大企業は、取引先に関する信用調査やコンプライアンスチェックは欠かさず実施する。代表者の住所非公開は与信管理のコストアップを招き、中小企業の飛躍の目を摘む事態も想定される。

産業別 与信管理が「しにくくなる」は「金融・保険業」の51.2%が最高

Q1の回答を「大変しにくくなる」「少ししにくくなる」「影響はない」「(大変、少し)やりやすくなる」の4つに分類し、産業別で分析した。「大変しにくくなる」が最も高かったのは「金融・保険業」の20.5%(39社中、8社)、次いで「農・林・漁・鉱業」の15.3%(26社中、4社)が続き、この2産業が10%超だった。2産業は「少ししにくくなる」も30%超で、影響が最も出そうだ。
対して、「大変しにくくなる」が最も低かったのは、「運輸業」の2.92%(171社中、5社)で、「製造業」も2.96%(1,347社中、40社)だった。

Q2.代表者住所が非公開となった場合、販売先(得意先)に対する貴社の与信態度はどうしますか?(複数回答)
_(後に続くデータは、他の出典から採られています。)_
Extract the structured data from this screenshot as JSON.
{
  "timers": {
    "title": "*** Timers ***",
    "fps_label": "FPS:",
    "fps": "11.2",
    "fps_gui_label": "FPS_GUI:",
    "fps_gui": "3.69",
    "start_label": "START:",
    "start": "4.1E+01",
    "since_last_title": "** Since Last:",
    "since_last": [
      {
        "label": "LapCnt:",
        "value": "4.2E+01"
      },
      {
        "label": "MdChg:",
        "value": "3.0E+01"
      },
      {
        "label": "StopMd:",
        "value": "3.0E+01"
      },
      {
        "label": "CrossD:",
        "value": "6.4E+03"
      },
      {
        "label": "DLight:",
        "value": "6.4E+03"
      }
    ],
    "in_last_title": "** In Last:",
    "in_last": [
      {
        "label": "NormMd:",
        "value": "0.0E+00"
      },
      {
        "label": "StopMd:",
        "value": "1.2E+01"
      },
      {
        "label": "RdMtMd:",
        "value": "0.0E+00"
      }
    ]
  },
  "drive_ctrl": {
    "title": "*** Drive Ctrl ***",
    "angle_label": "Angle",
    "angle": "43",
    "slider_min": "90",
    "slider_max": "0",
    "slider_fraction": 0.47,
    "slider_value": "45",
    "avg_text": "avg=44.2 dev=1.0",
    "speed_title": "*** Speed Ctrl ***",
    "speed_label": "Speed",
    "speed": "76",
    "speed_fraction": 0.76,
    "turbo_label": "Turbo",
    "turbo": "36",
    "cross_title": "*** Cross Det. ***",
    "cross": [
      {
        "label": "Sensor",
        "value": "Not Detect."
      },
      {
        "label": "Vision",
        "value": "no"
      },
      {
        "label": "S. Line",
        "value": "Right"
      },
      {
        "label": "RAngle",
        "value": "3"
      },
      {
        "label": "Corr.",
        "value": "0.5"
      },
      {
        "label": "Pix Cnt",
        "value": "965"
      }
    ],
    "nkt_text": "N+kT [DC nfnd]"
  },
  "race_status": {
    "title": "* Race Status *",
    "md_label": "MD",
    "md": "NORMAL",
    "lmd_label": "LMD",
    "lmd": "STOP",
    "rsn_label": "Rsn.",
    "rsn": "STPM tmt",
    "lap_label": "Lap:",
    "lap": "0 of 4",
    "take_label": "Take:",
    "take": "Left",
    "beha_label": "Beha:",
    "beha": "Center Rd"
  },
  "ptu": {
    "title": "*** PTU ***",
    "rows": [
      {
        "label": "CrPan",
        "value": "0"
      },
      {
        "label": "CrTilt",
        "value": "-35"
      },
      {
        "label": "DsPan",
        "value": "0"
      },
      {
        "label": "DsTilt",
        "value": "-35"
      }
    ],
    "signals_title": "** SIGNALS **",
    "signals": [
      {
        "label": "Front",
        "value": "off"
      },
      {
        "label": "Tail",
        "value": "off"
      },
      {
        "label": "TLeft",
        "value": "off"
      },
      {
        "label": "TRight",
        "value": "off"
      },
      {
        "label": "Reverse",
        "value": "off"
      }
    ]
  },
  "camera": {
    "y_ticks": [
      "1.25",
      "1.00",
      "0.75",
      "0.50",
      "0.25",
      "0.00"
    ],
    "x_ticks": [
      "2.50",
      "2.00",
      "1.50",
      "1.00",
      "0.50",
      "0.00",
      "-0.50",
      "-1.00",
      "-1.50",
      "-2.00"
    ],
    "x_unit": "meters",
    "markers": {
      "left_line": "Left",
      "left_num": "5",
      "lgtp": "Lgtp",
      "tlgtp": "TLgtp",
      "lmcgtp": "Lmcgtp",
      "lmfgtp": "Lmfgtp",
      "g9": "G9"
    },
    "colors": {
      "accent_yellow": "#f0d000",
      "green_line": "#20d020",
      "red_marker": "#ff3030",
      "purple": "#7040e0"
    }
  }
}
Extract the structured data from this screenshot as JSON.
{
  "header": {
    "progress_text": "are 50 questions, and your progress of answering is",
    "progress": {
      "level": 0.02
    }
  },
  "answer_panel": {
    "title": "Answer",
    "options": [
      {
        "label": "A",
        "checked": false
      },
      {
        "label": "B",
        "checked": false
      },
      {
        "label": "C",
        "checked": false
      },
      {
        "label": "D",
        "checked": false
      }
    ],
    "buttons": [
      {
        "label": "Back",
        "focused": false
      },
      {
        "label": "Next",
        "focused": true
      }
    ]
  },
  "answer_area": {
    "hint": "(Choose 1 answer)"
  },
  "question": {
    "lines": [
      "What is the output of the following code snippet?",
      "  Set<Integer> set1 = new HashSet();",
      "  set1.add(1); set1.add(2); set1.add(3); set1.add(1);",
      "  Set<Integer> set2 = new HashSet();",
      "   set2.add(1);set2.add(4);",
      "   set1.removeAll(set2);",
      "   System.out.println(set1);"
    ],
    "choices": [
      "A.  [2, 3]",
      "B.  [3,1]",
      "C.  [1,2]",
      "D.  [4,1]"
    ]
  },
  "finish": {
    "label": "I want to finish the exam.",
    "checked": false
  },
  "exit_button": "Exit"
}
回答が最も多かったのは、「営業担当者による動向把握を綿密にする」が63.7%(859社中、548社)で、「信用調査の回数を増やす」が41.0%(353社)で続く。住所を非公開にした理由の把握や、信用調査による確認などの与信強化も目立った。
また、「与信限度額の引き下げを検討する」が16.9%(146社)、「取引信用保険の活用を検討する」が16.0%(138社)、「代表者保証の徴求を検討する」が15.0%(129社)、「新規取引(口座)の開始(開設)を絞る」が11.0%(95社)、「不動産など物的担保の要求を検討する」が9.4%(81社)など、非公開にすることでコストアップと審査の煩雑さを招くことが想定される。


省令案の意見について、日本弁護士連合会は「詐欺商法といった消費者被害を救済するための調査では一定の公開が必要。迅速に代表者の住所を知り得ないと会社を特定できない」などと表明。弁護士が住所情報にアクセスできる仕組みを求めている。
東京司法書士会は「代表の住所が非表示となった登記事項証明書では法人の本人確認資料として不十分で取引現場で混乱する可能性がある。非公開を講じられても資格者代理人が申請すれば確認できる仕組みを新設すべき」とした。
これまで与信管理の基本だった代表者の住所情報だが、省令改正が決定すると審査部門や金融機関の業務は大きく転換する。特に業歴が浅かったり、信用力の乏しい企業にとって与信上のマイナス面が懸念されている。